By Father Scott Joseph Garrett

Holy Rosary Mission has quite the line up for potential sacrament overload this coming Easter Season. Unlike last Easter when we had zero confirmations, this year we have at least eight.

Being a mission territory in the remote outreaches of the Alaskan Bush means that in order for these people to be confirmed they have to be reached by airplane.

The Code of Canon Law of the Catholic Church provides breathing room for confirming children in remote mission areas. Children, if deemed ready by the priest, can be confirmed as early as the age of reason, which is seven years of age. Canon 889 of the Universal law states, “To receive confirmation licitly (lawfully) a person who has the use of reason be suitably instructed, properly disposed (understands what happens to the bread and wine during consecration), and able to renew the baptismal promises.”

Although the Universal Canon Law (law which incorporates the entire world) requires one to be at least seven years of age, each bishop can expand that law by making Particular law. For example, one diocesan bishop may set the confirmation age at 14 while another at 15, etc. In the case of confirmation, the bishop may change the age upward, but never less than the age of reason, unless authorized by the Pope.

Candidates, Catechumens, and Confirmandi: I always get confused about which is which. Our Catholic church distinguished between those who have not been baptized and will be confirmed and those who have been baptized and will be confirmed.

Candidates: Baptized in another Christian church and want to become Catholic.

Catechumens: Those not baptized and would like to join the Catholic Church.

Confirmandi: Those baptized Catholic but not yet confirmed.

So, let me see if I can get this straight, our first catechumen is an eight year old boy from Levelock. Tuwan was adopted last year and can already speak English very well. He came from Thailand. Tuwan well need to be baptized and confirmed. Unfortunately, the family will be moving from Levelock to Kodiak and another priest will get the honor of baptizing and confirming Tuwan. This picture was taken in Levelock Nov 7, 2009.

There will be two young adults from Saint Theresa in King Salmon/Naknek, Kiera(our altar server) will be 10 when confirmed.

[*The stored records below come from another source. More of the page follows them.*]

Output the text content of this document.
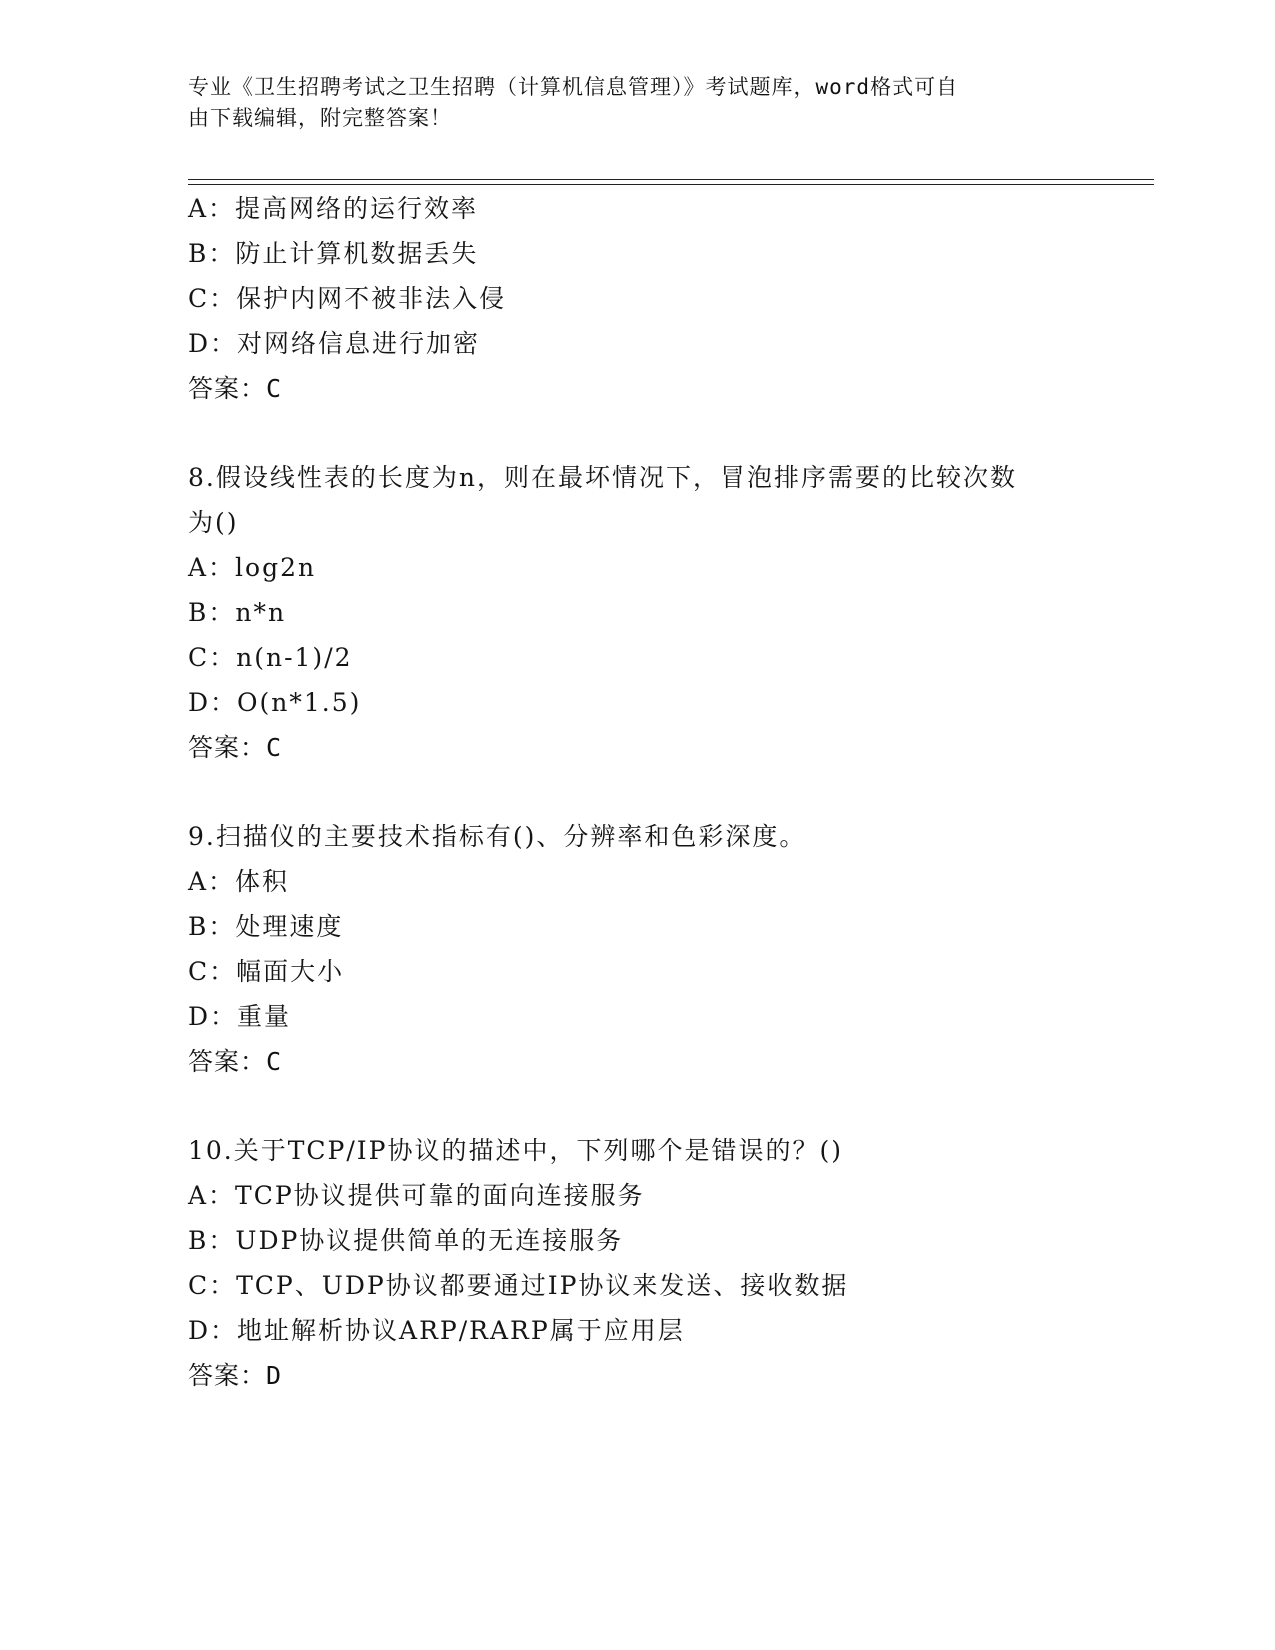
专业《卫生招聘考试之卫生招聘（计算机信息管理）》考试题库，word格式可自
由下载编辑，附完整答案！
A：提高网络的运行效率
B：防止计算机数据丢失
C：保护内网不被非法入侵
D：对网络信息进行加密
答案：C
8.假设线性表的长度为n，则在最坏情况下，冒泡排序需要的比较次数
为()
A：log2n
B：n*n
C：n(n-1)/2
D：O(n*1.5)
答案：C
9.扫描仪的主要技术指标有()、分辨率和色彩深度。
A：体积
B：处理速度
C：幅面大小
D：重量
答案：C
10.关于TCP/IP协议的描述中，下列哪个是错误的？()
A：TCP协议提供可靠的面向连接服务
B：UDP协议提供简单的无连接服务
C：TCP、UDP协议都要通过IP协议来发送、接收数据
D：地址解析协议ARP/RARP属于应用层
答案：D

Dylan is age 12. Both Kiera and Dylan are considered confirmandi because they are both baptized Catholics and have received first communion. Here is a picture I took of Kierra last year.

Here is a picture of Dylan with his family coming to Mass at Saint Theresa in King Salmon/Naknek, Sunday, November 15, 2009.

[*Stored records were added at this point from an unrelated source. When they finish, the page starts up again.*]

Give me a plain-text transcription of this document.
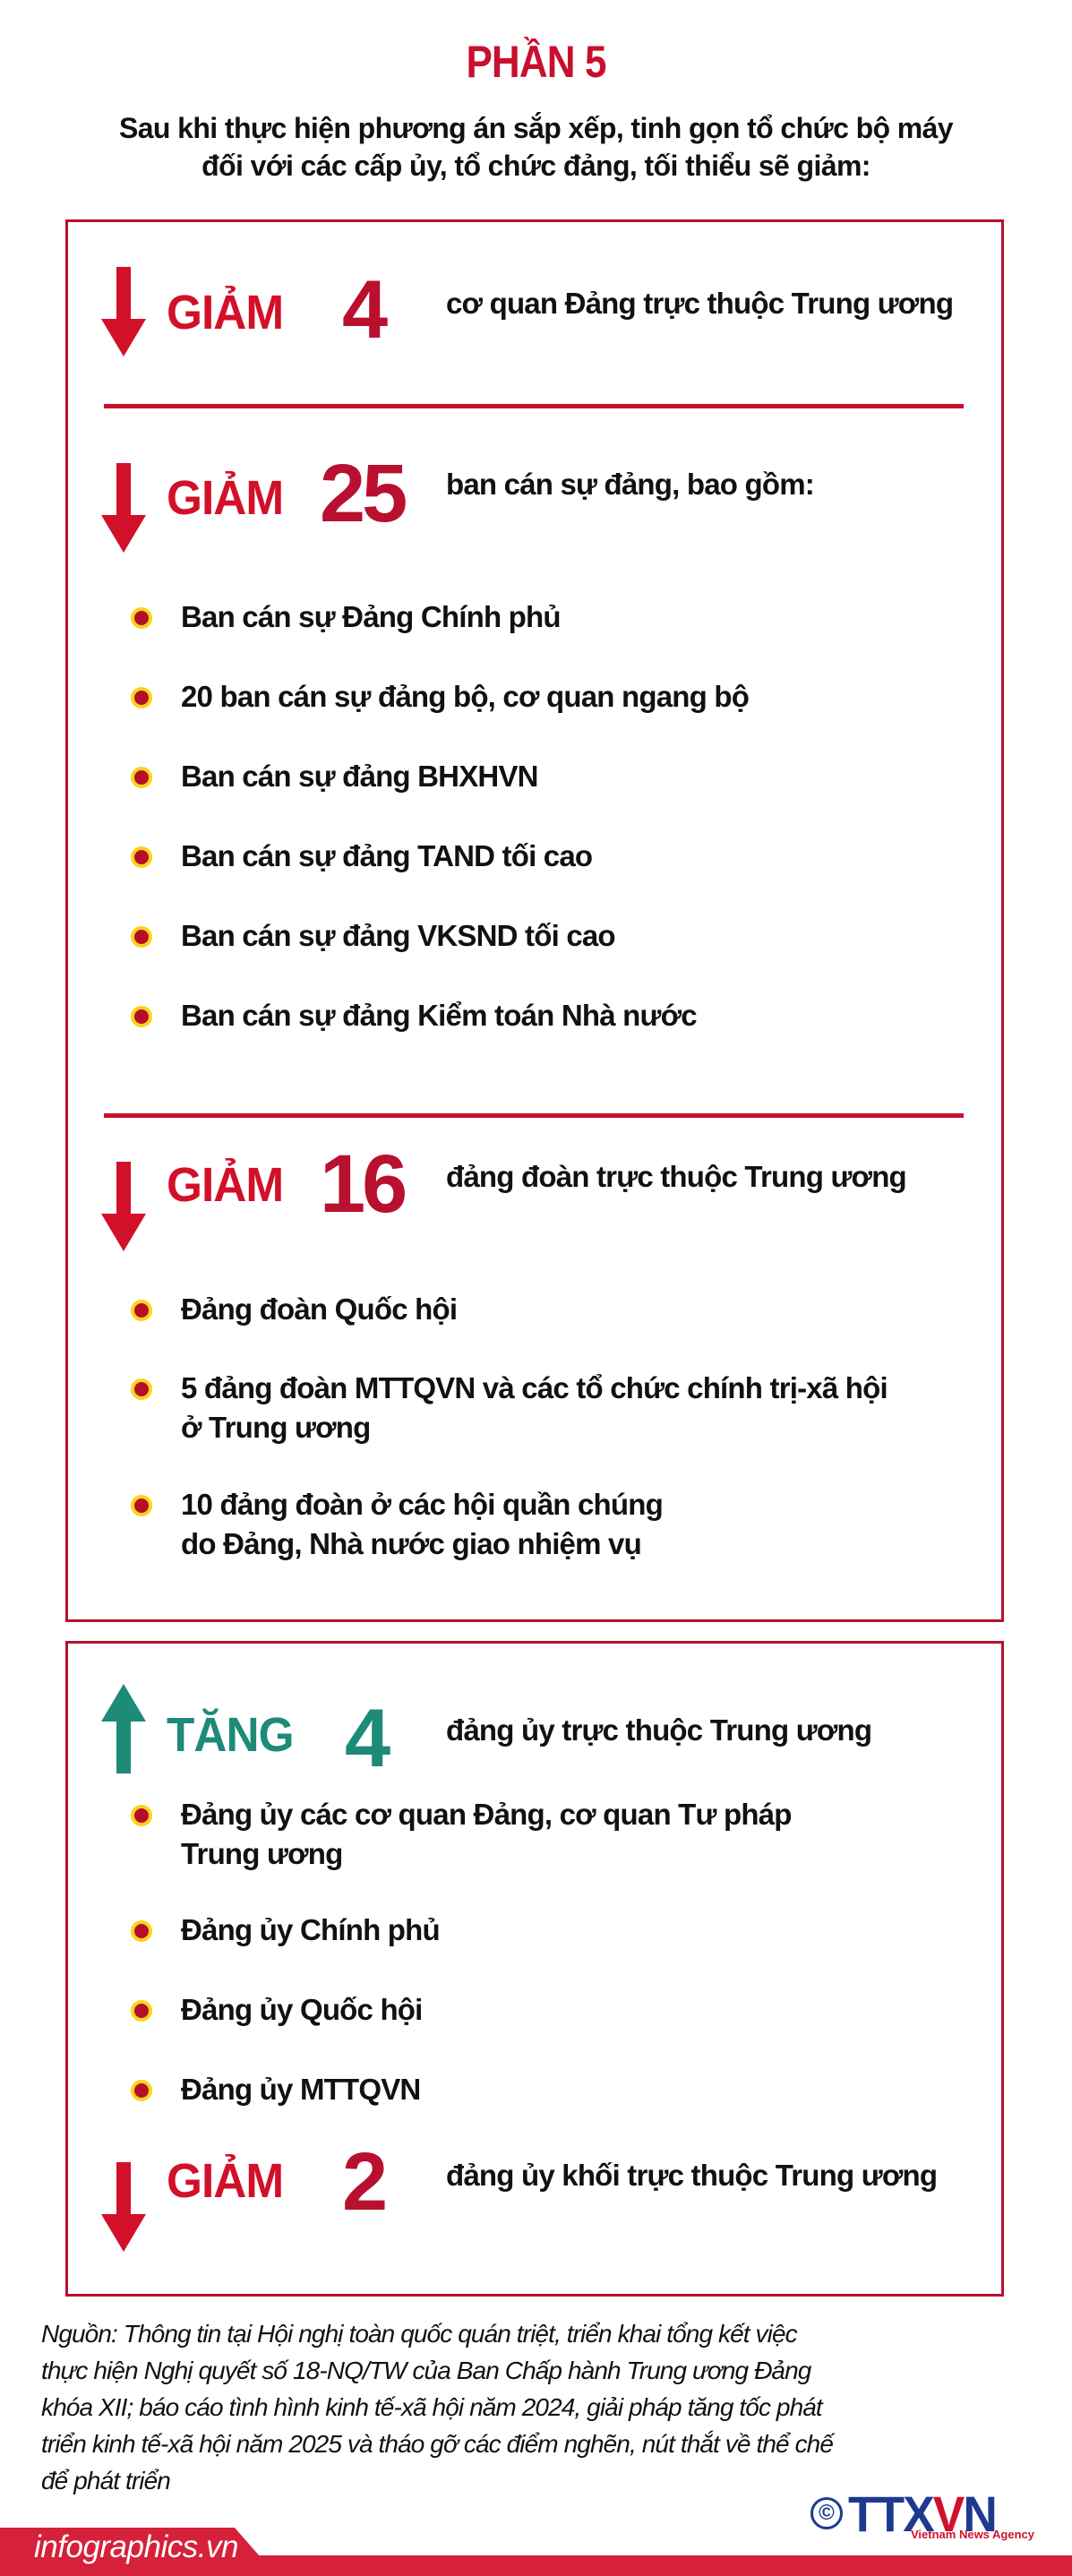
PHẦN 5
Sau khi thực hiện phương án sắp xếp, tinh gọn tổ chức bộ máy
đối với các cấp ủy, tổ chức đảng, tối thiểu sẽ giảm:
GIẢM 4 cơ quan Đảng trực thuộc Trung ương
GIẢM 25 ban cán sự đảng, bao gồm:
Ban cán sự Đảng Chính phủ
20 ban cán sự đảng bộ, cơ quan ngang bộ
Ban cán sự đảng BHXHVN
Ban cán sự đảng TAND tối cao
Ban cán sự đảng VKSND tối cao
Ban cán sự đảng Kiểm toán Nhà nước
GIẢM 16 đảng đoàn trực thuộc Trung ương
Đảng đoàn Quốc hội
5 đảng đoàn MTTQVN và các tổ chức chính trị-xã hội
ở Trung ương
10 đảng đoàn ở các hội quần chúng
do Đảng, Nhà nước giao nhiệm vụ
TĂNG 4 đảng ủy trực thuộc Trung ương
Đảng ủy các cơ quan Đảng, cơ quan Tư pháp
Trung ương
Đảng ủy Chính phủ
Đảng ủy Quốc hội
Đảng ủy MTTQVN
GIẢM 2 đảng ủy khối trực thuộc Trung ương
Nguồn: Thông tin tại Hội nghị toàn quốc quán triệt, triển khai tổng kết việc
thực hiện Nghị quyết số 18-NQ/TW của Ban Chấp hành Trung ương Đảng
khóa XII; báo cáo tình hình kinh tế-xã hội năm 2024, giải pháp tăng tốc phát
triển kinh tế-xã hội năm 2025 và tháo gỡ các điểm nghẽn, nút thắt về thể chế
để phát triển
© TTXVN
Vietnam News Agency
infographics.vn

In Dillingham there are three in the RCIA program. Jim Ingram (left below) and Jim Larson (second from Left). The third candidate (baptized in another Christian church) is Gwendolyn Jean Wilson.

Jim Ingram is a Candidate because he is baptized in another Christian church. However, the baptismal certificate cannot be located so we may do a "conditional" baptism before confirming him." He will also receive First Communion.

Jim Larson is also a Candidate because he has been baptized in another Christian church. He too needs a conditional baptism because his original certificate cannot be located. He will receive five of the seven sacraments around Easter, (conditional) baptism, confirmation, reconciliation, first communion, and marriage in the church. The only two sacraments he will not receive are anointing of the sick and ordination.

The four young adults are from left to right, Alaina, Jessie, Johnna, and Kara. Kara is a confirmandi and the other three girls are catechumens. The young adults will also receive First Communion.

Please pray for us as we continue to study, learn, and rack up hours of community service. To me, bringing someone into our Catholic Church is the greatest service a priest can do.